Le méthane est aussi produit par une unité de méthanisation classique. Tout le méthane produit (par méthanisation et méthanation) sera injecté dans le réseau de gaz de la ville, de même que le méthane de synthèse (4 400 MWh/an), pour une production totale de 13 000 MWh/an. Cette expérimentation s’inscrit dans le cadre du développement de la filière Power-to-Gas. L’agglomération fait en effet partie des trois lauréats de l’appel à projets « Power-to-Méthane », initié par GRDF fin 2020.

Production de biométhane et de biochar

Seconde innovation, les boues seront déshydratées par un procédé inédit d’ultra-déshydratation par carbonisation hydrothermale, permettant, d’une part, d’accroître la production de biométhane et, d’autre part, de produire une nouvelle ressource : le biochar (siccité proche de 70 % pour une consommation d’énergie divisée par quatre). Cette matière pourra être brûlée dans l’unité de valorisation énergétique Valorbéarn, située à proximité de la station d’épuration. Elle pourrait aussi servir d’engrais agronomique. « Sur ce point, nous attendons la parution d’un décret sur l’utilisation des boues urbaines, prévu pour début 2022 », précise le directeur.
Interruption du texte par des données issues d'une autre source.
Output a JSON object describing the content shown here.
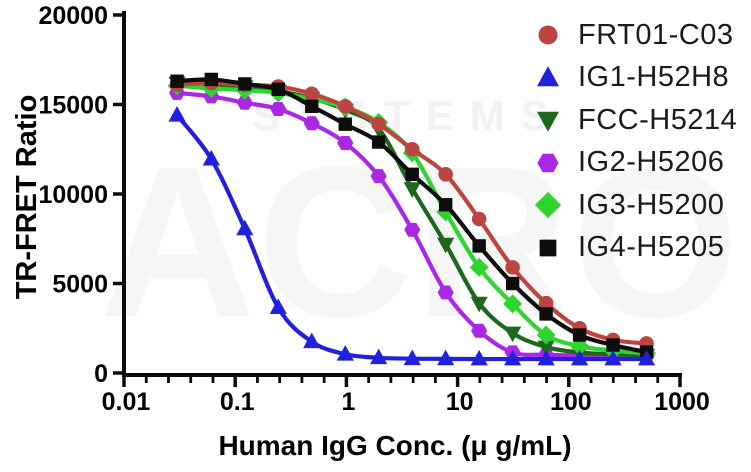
{
  "watermark": {
    "big_text": "ACRO",
    "small_text": "SYSTEMS"
  },
  "chart_data": {
    "type": "line",
    "title": "",
    "xlabel": "Human IgG Conc. (μ g/mL)",
    "ylabel": "TR-FRET Ratio",
    "x_scale": "log",
    "xlim": [
      0.01,
      1000
    ],
    "ylim": [
      0,
      20000
    ],
    "grid": false,
    "legend_position": "top-right",
    "x_tick_labels": [
      "0.01",
      "0.1",
      "1",
      "10",
      "100",
      "1000"
    ],
    "x_major_ticks": [
      0.01,
      0.1,
      1,
      10,
      100,
      1000
    ],
    "minor_ticks_per_decade": 4,
    "y_major_ticks": [
      0,
      5000,
      10000,
      15000,
      20000
    ],
    "y_tick_labels": [
      "0",
      "5000",
      "10000",
      "15000",
      "20000"
    ],
    "x": [
      0.03,
      0.061,
      0.122,
      0.244,
      0.488,
      0.977,
      1.95,
      3.91,
      7.81,
      15.63,
      31.25,
      62.5,
      125,
      250,
      500
    ],
    "series": [
      {
        "name": "FRT01-C03",
        "marker": "circle",
        "color": "#bc4542",
        "values": [
          16100,
          16200,
          16100,
          16000,
          15600,
          14900,
          13900,
          12500,
          11100,
          8600,
          5900,
          3900,
          2500,
          1850,
          1650
        ]
      },
      {
        "name": "IG1-H52H8",
        "marker": "triangle-up",
        "color": "#2121dd",
        "values": [
          14400,
          11950,
          8050,
          3650,
          1750,
          1050,
          850,
          800,
          790,
          780,
          780,
          780,
          780,
          780,
          780
        ]
      },
      {
        "name": "FCC-H5214",
        "marker": "triangle-down",
        "color": "#1d681d",
        "values": [
          16200,
          16100,
          16000,
          15750,
          15350,
          14700,
          13650,
          10300,
          7200,
          3900,
          2230,
          1450,
          1150,
          1050,
          1000
        ]
      },
      {
        "name": "IG2-H5206",
        "marker": "hexagon",
        "color": "#a928e6",
        "values": [
          15650,
          15450,
          15100,
          14750,
          13950,
          12850,
          11000,
          8000,
          4500,
          2360,
          1150,
          1020,
          980,
          960,
          950
        ]
      },
      {
        "name": "IG3-H5200",
        "marker": "diamond",
        "color": "#2fd42f",
        "values": [
          16050,
          15900,
          15800,
          15650,
          15300,
          14850,
          14000,
          12300,
          9000,
          5900,
          3860,
          2120,
          1500,
          1250,
          1100
        ]
      },
      {
        "name": "IG4-H5205",
        "marker": "square",
        "color": "#0d0d0d",
        "values": [
          16300,
          16400,
          16150,
          15850,
          14900,
          13900,
          12900,
          11100,
          9400,
          7100,
          5000,
          3300,
          2120,
          1560,
          1170
        ]
      }
    ]
  }
}
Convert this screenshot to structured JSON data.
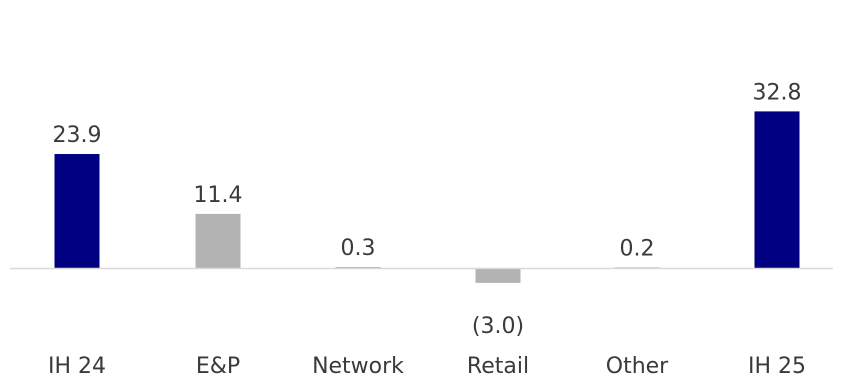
{
  "chart_data": {
    "type": "bar",
    "categories": [
      "IH 24",
      "E&P",
      "Network",
      "Retail",
      "Other",
      "IH 25"
    ],
    "values": [
      23.9,
      11.4,
      0.3,
      -3.0,
      0.2,
      32.8
    ],
    "value_labels": [
      "23.9",
      "11.4",
      "0.3",
      "(3.0)",
      "0.2",
      "32.8"
    ],
    "bar_colors": [
      "#000080",
      "#b3b3b3",
      "#b3b3b3",
      "#b3b3b3",
      "#b3b3b3",
      "#000080"
    ],
    "axis_color": "#d9d9d9",
    "title": "",
    "xlabel": "",
    "ylabel": "",
    "ylim": [
      -3.0,
      32.8
    ],
    "grid": false,
    "legend": "none"
  }
}
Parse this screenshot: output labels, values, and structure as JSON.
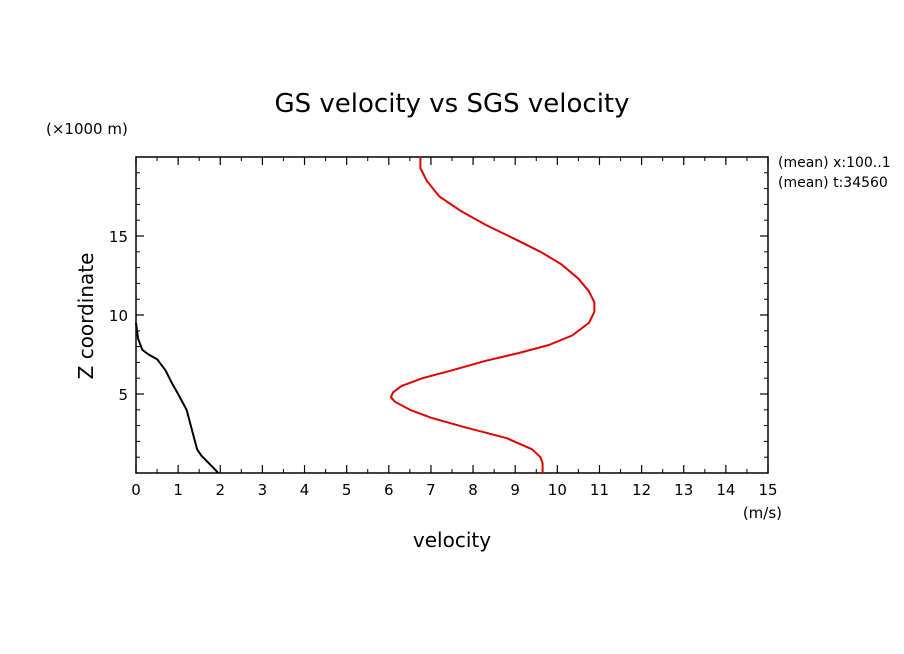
{
  "chart_data": {
    "type": "line",
    "title": "GS velocity vs SGS velocity",
    "xlabel": "velocity",
    "xunit": "(m/s)",
    "ylabel": "Z coordinate",
    "yunit": "(×1000 m)",
    "xlim": [
      0,
      15
    ],
    "ylim": [
      0,
      20
    ],
    "xticks": [
      0,
      1,
      2,
      3,
      4,
      5,
      6,
      7,
      8,
      9,
      10,
      11,
      12,
      13,
      14,
      15
    ],
    "xtick_labels": [
      "0",
      "1",
      "2",
      "3",
      "4",
      "5",
      "6",
      "7",
      "8",
      "9",
      "10",
      "11",
      "12",
      "13",
      "14",
      "15"
    ],
    "yticks": [
      5,
      10,
      15
    ],
    "ytick_labels": [
      "5",
      "10",
      "15"
    ],
    "annotations": [
      "(mean) x:100..1",
      "(mean) t:34560"
    ],
    "series": [
      {
        "name": "SGS velocity",
        "color": "#000000",
        "points": [
          [
            1.95,
            0.0
          ],
          [
            1.85,
            0.3
          ],
          [
            1.7,
            0.7
          ],
          [
            1.55,
            1.1
          ],
          [
            1.45,
            1.5
          ],
          [
            1.4,
            2.0
          ],
          [
            1.35,
            2.5
          ],
          [
            1.3,
            3.0
          ],
          [
            1.25,
            3.5
          ],
          [
            1.2,
            4.0
          ],
          [
            1.1,
            4.5
          ],
          [
            1.0,
            5.0
          ],
          [
            0.85,
            5.7
          ],
          [
            0.7,
            6.5
          ],
          [
            0.5,
            7.2
          ],
          [
            0.3,
            7.5
          ],
          [
            0.15,
            7.8
          ],
          [
            0.05,
            8.5
          ],
          [
            0.0,
            9.5
          ]
        ]
      },
      {
        "name": "GS velocity",
        "color": "#e00000",
        "points": [
          [
            9.65,
            0.0
          ],
          [
            9.65,
            0.6
          ],
          [
            9.6,
            1.0
          ],
          [
            9.4,
            1.5
          ],
          [
            8.8,
            2.2
          ],
          [
            7.8,
            2.9
          ],
          [
            7.0,
            3.5
          ],
          [
            6.5,
            4.0
          ],
          [
            6.15,
            4.5
          ],
          [
            6.05,
            4.8
          ],
          [
            6.1,
            5.1
          ],
          [
            6.3,
            5.5
          ],
          [
            6.8,
            6.0
          ],
          [
            7.5,
            6.5
          ],
          [
            8.3,
            7.1
          ],
          [
            9.1,
            7.6
          ],
          [
            9.8,
            8.1
          ],
          [
            10.35,
            8.7
          ],
          [
            10.75,
            9.5
          ],
          [
            10.88,
            10.2
          ],
          [
            10.88,
            10.8
          ],
          [
            10.75,
            11.5
          ],
          [
            10.5,
            12.3
          ],
          [
            10.1,
            13.2
          ],
          [
            9.6,
            14.0
          ],
          [
            9.0,
            14.8
          ],
          [
            8.3,
            15.7
          ],
          [
            7.7,
            16.6
          ],
          [
            7.2,
            17.5
          ],
          [
            6.9,
            18.5
          ],
          [
            6.75,
            19.3
          ],
          [
            6.75,
            20.0
          ]
        ]
      }
    ]
  }
}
Pour boucler la boucle, l’excédent de chaleur issu de la méthanation pourrait servir à l’installation d’une entreprise privée d’aquaponie et de maraîchage. Des discussions à ce sujet viennent de débuter avec l’entreprise Eauzons.
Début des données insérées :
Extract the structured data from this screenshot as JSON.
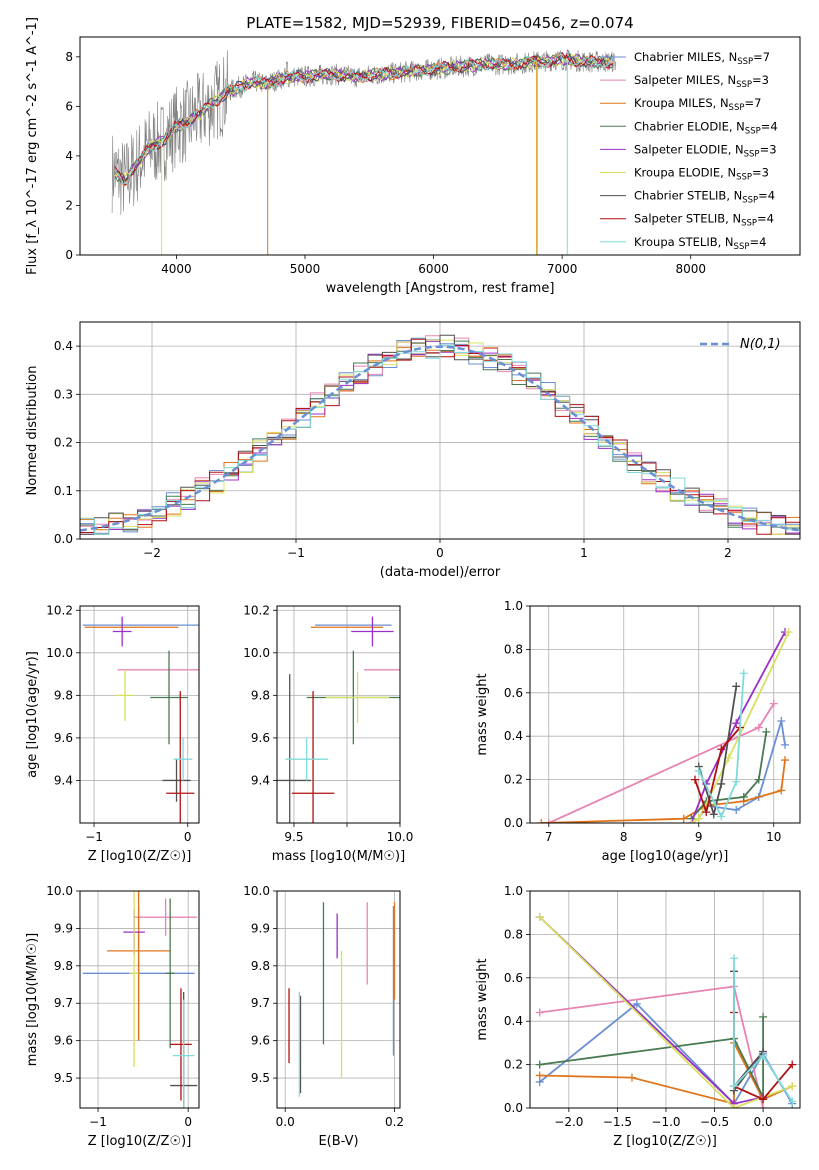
{
  "title": "PLATE=1582, MJD=52939, FIBERID=0456, z=0.074",
  "colors": {
    "Chabrier MILES": "#6a8fd4",
    "Salpeter MILES": "#e884b4",
    "Kroupa MILES": "#e0741a",
    "Chabrier ELODIE": "#4a7a52",
    "Salpeter ELODIE": "#9b30c8",
    "Kroupa ELODIE": "#d8e060",
    "Chabrier STELIB": "#505050",
    "Salpeter STELIB": "#b01010",
    "Kroupa STELIB": "#80dada",
    "spectrum": "#808080",
    "gaussian": "#6a8fd4",
    "grid": "#b0b0b0"
  },
  "chart_data": [
    {
      "id": "spectrum",
      "type": "line",
      "title": "PLATE=1582, MJD=52939, FIBERID=0456, z=0.074",
      "xlabel": "wavelength [Angstrom, rest frame]",
      "ylabel": "Flux [f_λ 10^-17 erg cm^-2 s^-1 A^-1]",
      "xlim": [
        3250,
        8850
      ],
      "ylim": [
        0,
        8.8
      ],
      "xticks": [
        4000,
        5000,
        6000,
        7000,
        8000
      ],
      "yticks": [
        0,
        2,
        4,
        6,
        8
      ],
      "grid": false,
      "legend_position": "right",
      "legend": [
        {
          "name": "Chabrier MILES",
          "nssp": "7"
        },
        {
          "name": "Salpeter MILES",
          "nssp": "3"
        },
        {
          "name": "Kroupa MILES",
          "nssp": "7"
        },
        {
          "name": "Chabrier ELODIE",
          "nssp": "4"
        },
        {
          "name": "Salpeter ELODIE",
          "nssp": "3"
        },
        {
          "name": "Kroupa ELODIE",
          "nssp": "3"
        },
        {
          "name": "Chabrier STELIB",
          "nssp": "4"
        },
        {
          "name": "Salpeter STELIB",
          "nssp": "4"
        },
        {
          "name": "Kroupa STELIB",
          "nssp": "4"
        }
      ],
      "data_points": {
        "x": [
          3500,
          3600,
          3700,
          3800,
          3900,
          4000,
          4100,
          4200,
          4300,
          4400,
          4500,
          4600,
          4700,
          4800,
          4900,
          5000,
          5200,
          5400,
          5600,
          5800,
          6000,
          6200,
          6400,
          6600,
          6800,
          7000,
          7200,
          7400
        ],
        "y": [
          3.4,
          3.0,
          3.7,
          4.4,
          4.6,
          5.2,
          5.4,
          5.8,
          6.2,
          6.6,
          6.8,
          7.0,
          6.9,
          7.1,
          7.2,
          7.2,
          7.3,
          7.2,
          7.3,
          7.4,
          7.5,
          7.6,
          7.7,
          7.7,
          7.8,
          7.9,
          7.8,
          7.8
        ]
      }
    },
    {
      "id": "residual-hist",
      "type": "line",
      "xlabel": "(data-model)/error",
      "ylabel": "Normed distribution",
      "xlim": [
        -2.5,
        2.5
      ],
      "ylim": [
        0,
        0.45
      ],
      "xticks": [
        -2,
        -1,
        0,
        1,
        2
      ],
      "yticks": [
        0.0,
        0.1,
        0.2,
        0.3,
        0.4
      ],
      "grid": true,
      "legend_position": "top-right",
      "gaussian_label": "N(0,1)"
    },
    {
      "id": "age-vs-Z",
      "type": "scatter",
      "xlabel": "Z [log10(Z/Z☉)]",
      "ylabel": "age [log10(age/yr)]",
      "xlim": [
        -1.15,
        0.12
      ],
      "ylim": [
        9.2,
        10.22
      ],
      "xticks": [
        -1,
        0
      ],
      "yticks": [
        9.4,
        9.6,
        9.8,
        10.0,
        10.2
      ],
      "grid": true,
      "errorbars": [
        {
          "series": "Chabrier MILES",
          "x": -0.5,
          "y": 10.13,
          "xerr": 0.62,
          "yerr": 0.0
        },
        {
          "series": "Salpeter MILES",
          "x": -0.25,
          "y": 9.92,
          "xerr": 0.5,
          "yerr": 0.0
        },
        {
          "series": "Kroupa MILES",
          "x": -0.6,
          "y": 10.12,
          "xerr": 0.5,
          "yerr": 0.0
        },
        {
          "series": "Chabrier ELODIE",
          "x": -0.2,
          "y": 9.79,
          "xerr": 0.2,
          "yerr": 0.22
        },
        {
          "series": "Salpeter ELODIE",
          "x": -0.7,
          "y": 10.1,
          "xerr": 0.1,
          "yerr": 0.07
        },
        {
          "series": "Kroupa ELODIE",
          "x": -0.67,
          "y": 9.8,
          "xerr": 0.1,
          "yerr": 0.12
        },
        {
          "series": "Chabrier STELIB",
          "x": -0.12,
          "y": 9.4,
          "xerr": 0.15,
          "yerr": 0.1
        },
        {
          "series": "Salpeter STELIB",
          "x": -0.08,
          "y": 9.34,
          "xerr": 0.15,
          "yerr": 0.48
        },
        {
          "series": "Kroupa STELIB",
          "x": -0.05,
          "y": 9.5,
          "xerr": 0.1,
          "yerr": 0.1
        }
      ]
    },
    {
      "id": "age-vs-mass",
      "type": "scatter",
      "xlabel": "mass [log10(M/M☉)]",
      "ylabel": "",
      "xlim": [
        9.42,
        10.0
      ],
      "ylim": [
        9.2,
        10.22
      ],
      "xticks": [
        9.5,
        9.75,
        10.0
      ],
      "yticks": [
        9.4,
        9.6,
        9.8,
        10.0,
        10.2
      ],
      "grid": true,
      "errorbars": [
        {
          "series": "Chabrier MILES",
          "x": 9.78,
          "y": 10.13,
          "xerr": 0.18,
          "yerr": 0.0
        },
        {
          "series": "Salpeter MILES",
          "x": 9.93,
          "y": 9.92,
          "xerr": 0.1,
          "yerr": 0.0
        },
        {
          "series": "Kroupa MILES",
          "x": 9.75,
          "y": 10.12,
          "xerr": 0.17,
          "yerr": 0.0
        },
        {
          "series": "Chabrier ELODIE",
          "x": 9.78,
          "y": 9.79,
          "xerr": 0.22,
          "yerr": 0.22
        },
        {
          "series": "Salpeter ELODIE",
          "x": 9.87,
          "y": 10.1,
          "xerr": 0.1,
          "yerr": 0.07
        },
        {
          "series": "Kroupa ELODIE",
          "x": 9.8,
          "y": 9.79,
          "xerr": 0.15,
          "yerr": 0.12
        },
        {
          "series": "Chabrier STELIB",
          "x": 9.48,
          "y": 9.4,
          "xerr": 0.1,
          "yerr": 0.5
        },
        {
          "series": "Salpeter STELIB",
          "x": 9.59,
          "y": 9.34,
          "xerr": 0.1,
          "yerr": 0.48
        },
        {
          "series": "Kroupa STELIB",
          "x": 9.56,
          "y": 9.5,
          "xerr": 0.1,
          "yerr": 0.1
        }
      ]
    },
    {
      "id": "weight-vs-age",
      "type": "line",
      "xlabel": "age [log10(age/yr)]",
      "ylabel": "mass weight",
      "xlim": [
        6.75,
        10.35
      ],
      "ylim": [
        0,
        1.0
      ],
      "xticks": [
        7,
        8,
        9,
        10
      ],
      "yticks": [
        0.0,
        0.2,
        0.4,
        0.6,
        0.8,
        1.0
      ],
      "grid": true,
      "series": [
        {
          "series": "Chabrier MILES",
          "x": [
            8.9,
            9.0,
            9.1,
            9.5,
            9.8,
            10.1,
            10.15
          ],
          "y": [
            0.0,
            0.02,
            0.08,
            0.06,
            0.12,
            0.47,
            0.36
          ]
        },
        {
          "series": "Salpeter MILES",
          "x": [
            7.0,
            9.8,
            10.0
          ],
          "y": [
            0.0,
            0.44,
            0.55
          ]
        },
        {
          "series": "Kroupa MILES",
          "x": [
            6.9,
            8.8,
            9.1,
            9.6,
            10.1,
            10.15
          ],
          "y": [
            0.0,
            0.02,
            0.08,
            0.1,
            0.15,
            0.29
          ]
        },
        {
          "series": "Chabrier ELODIE",
          "x": [
            8.9,
            9.1,
            9.6,
            9.8,
            9.9
          ],
          "y": [
            0.02,
            0.1,
            0.12,
            0.2,
            0.42
          ]
        },
        {
          "series": "Salpeter ELODIE",
          "x": [
            8.9,
            9.1,
            9.5,
            10.15
          ],
          "y": [
            0.0,
            0.18,
            0.46,
            0.88
          ]
        },
        {
          "series": "Kroupa ELODIE",
          "x": [
            8.9,
            9.0,
            9.4,
            10.2
          ],
          "y": [
            0.0,
            0.02,
            0.3,
            0.88
          ]
        },
        {
          "series": "Chabrier STELIB",
          "x": [
            9.0,
            9.2,
            9.3,
            9.5
          ],
          "y": [
            0.26,
            0.04,
            0.18,
            0.63
          ]
        },
        {
          "series": "Salpeter STELIB",
          "x": [
            8.95,
            9.1,
            9.3,
            9.55
          ],
          "y": [
            0.2,
            0.05,
            0.34,
            0.44
          ]
        },
        {
          "series": "Kroupa STELIB",
          "x": [
            9.0,
            9.3,
            9.5,
            9.6
          ],
          "y": [
            0.24,
            0.03,
            0.19,
            0.69
          ]
        }
      ]
    },
    {
      "id": "mass-vs-Z",
      "type": "scatter",
      "xlabel": "Z [log10(Z/Z☉)]",
      "ylabel": "mass [log10(M/M☉)]",
      "xlim": [
        -1.2,
        0.12
      ],
      "ylim": [
        9.42,
        10.0
      ],
      "xticks": [
        -1,
        0
      ],
      "yticks": [
        9.5,
        9.6,
        9.7,
        9.8,
        9.9,
        10.0
      ],
      "grid": true,
      "errorbars": [
        {
          "series": "Chabrier MILES",
          "x": -0.55,
          "y": 9.78,
          "xerr": 0.62,
          "yerr": 0.18
        },
        {
          "series": "Salpeter MILES",
          "x": -0.25,
          "y": 9.93,
          "xerr": 0.35,
          "yerr": 0.05
        },
        {
          "series": "Kroupa MILES",
          "x": -0.55,
          "y": 9.84,
          "xerr": 0.35,
          "yerr": 0.24
        },
        {
          "series": "Chabrier ELODIE",
          "x": -0.2,
          "y": 9.78,
          "xerr": 0.05,
          "yerr": 0.2
        },
        {
          "series": "Salpeter ELODIE",
          "x": -0.6,
          "y": 9.89,
          "xerr": 0.12,
          "yerr": 0.06
        },
        {
          "series": "Kroupa ELODIE",
          "x": -0.6,
          "y": 9.78,
          "xerr": 0.05,
          "yerr": 0.25
        },
        {
          "series": "Chabrier STELIB",
          "x": -0.05,
          "y": 9.48,
          "xerr": 0.15,
          "yerr": 0.25
        },
        {
          "series": "Salpeter STELIB",
          "x": -0.08,
          "y": 9.59,
          "xerr": 0.12,
          "yerr": 0.15
        },
        {
          "series": "Kroupa STELIB",
          "x": -0.05,
          "y": 9.56,
          "xerr": 0.12,
          "yerr": 0.15
        }
      ]
    },
    {
      "id": "mass-vs-ebv",
      "type": "scatter",
      "xlabel": "E(B-V)",
      "ylabel": "",
      "xlim": [
        -0.015,
        0.21
      ],
      "ylim": [
        9.42,
        10.0
      ],
      "xticks": [
        0.0,
        0.2
      ],
      "yticks": [
        9.5,
        9.6,
        9.7,
        9.8,
        9.9,
        10.0
      ],
      "grid": true,
      "errorbars": [
        {
          "series": "Chabrier MILES",
          "x": 0.198,
          "y": 9.76,
          "xerr": 0.0,
          "yerr": 0.2
        },
        {
          "series": "Salpeter MILES",
          "x": 0.15,
          "y": 9.86,
          "xerr": 0.0,
          "yerr": 0.11
        },
        {
          "series": "Kroupa MILES",
          "x": 0.2,
          "y": 9.84,
          "xerr": 0.0,
          "yerr": 0.13
        },
        {
          "series": "Chabrier ELODIE",
          "x": 0.07,
          "y": 9.78,
          "xerr": 0.0,
          "yerr": 0.19
        },
        {
          "series": "Salpeter ELODIE",
          "x": 0.095,
          "y": 9.88,
          "xerr": 0.0,
          "yerr": 0.06
        },
        {
          "series": "Kroupa ELODIE",
          "x": 0.103,
          "y": 9.67,
          "xerr": 0.0,
          "yerr": 0.17
        },
        {
          "series": "Chabrier STELIB",
          "x": 0.028,
          "y": 9.59,
          "xerr": 0.0,
          "yerr": 0.13
        },
        {
          "series": "Salpeter STELIB",
          "x": 0.007,
          "y": 9.64,
          "xerr": 0.0,
          "yerr": 0.1
        },
        {
          "series": "Kroupa STELIB",
          "x": 0.026,
          "y": 9.59,
          "xerr": 0.0,
          "yerr": 0.14
        }
      ]
    },
    {
      "id": "weight-vs-Z",
      "type": "line",
      "xlabel": "Z [log10(Z/Z☉)]",
      "ylabel": "mass weight",
      "xlim": [
        -2.4,
        0.38
      ],
      "ylim": [
        0,
        1.0
      ],
      "xticks": [
        -2.0,
        -1.5,
        -1.0,
        -0.5,
        0.0
      ],
      "yticks": [
        0.0,
        0.2,
        0.4,
        0.6,
        0.8,
        1.0
      ],
      "grid": true,
      "series": [
        {
          "series": "Chabrier MILES",
          "x": [
            -2.3,
            -1.3,
            -0.3,
            0.0,
            0.3
          ],
          "y": [
            0.12,
            0.48,
            0.02,
            0.25,
            0.02
          ]
        },
        {
          "series": "Salpeter MILES",
          "x": [
            -2.3,
            -0.3,
            0.0
          ],
          "y": [
            0.44,
            0.56,
            0.0
          ]
        },
        {
          "series": "Kroupa MILES",
          "x": [
            -2.3,
            -1.35,
            -0.3,
            -0.3,
            0.0,
            0.3
          ],
          "y": [
            0.15,
            0.14,
            0.02,
            0.3,
            0.04,
            0.1
          ]
        },
        {
          "series": "Chabrier ELODIE",
          "x": [
            -2.3,
            -0.3,
            0.0,
            0.0
          ],
          "y": [
            0.2,
            0.32,
            0.05,
            0.42
          ]
        },
        {
          "series": "Salpeter ELODIE",
          "x": [
            -2.3,
            -0.3,
            0.0
          ],
          "y": [
            0.88,
            0.02,
            0.05
          ]
        },
        {
          "series": "Kroupa ELODIE",
          "x": [
            -2.3,
            -0.3,
            0.3
          ],
          "y": [
            0.88,
            0.0,
            0.1
          ]
        },
        {
          "series": "Chabrier STELIB",
          "x": [
            -0.3,
            -0.3,
            0.0,
            -0.3
          ],
          "y": [
            0.63,
            0.08,
            0.26,
            0.1
          ]
        },
        {
          "series": "Salpeter STELIB",
          "x": [
            -0.3,
            -0.3,
            0.0,
            0.3
          ],
          "y": [
            0.44,
            0.1,
            0.04,
            0.2
          ]
        },
        {
          "series": "Kroupa STELIB",
          "x": [
            -0.3,
            -0.3,
            0.0,
            0.3
          ],
          "y": [
            0.69,
            0.1,
            0.24,
            0.03
          ]
        }
      ]
    }
  ]
}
Capacité d’autofinancement

Au total, le coût du projet s’élève à 33 millions d’euros, dont un peu plus de 9 millions consacrés à la méthanation. Plus de 5 millions de subventions publiques sont attendues. Les recettes escomptées par la vente de méthane s’élèvent à 1,1 million d’euros par an. « Elles doivent permettre à terme de reconstituer la capacité d’autofinancement pour investir sur le réseau d’assainissement, sans augmenter le tarif de la redevance », souligne le directeur.

Ce marché global de performance (construction, exploitation), d’une durée de dix-sept ans pour un chiffre d’affaires cumulé de 79 millions d’euros, a été remporté par Suez et le groupement composé de Storengy (filiale d’Engie), Egis, Sogea/Vinci et Camborde Architectes. Jusqu’à présent, l’agglomération était liée à Veolia par un marché de prestation de service, qui s’achève donc au 31 décembre 2021. Le démarrage des travaux de cette « Biofactory » est prévu pour janvier 2022. D’une durée de deux ans, ils devraient s’achever à l’automne 2023.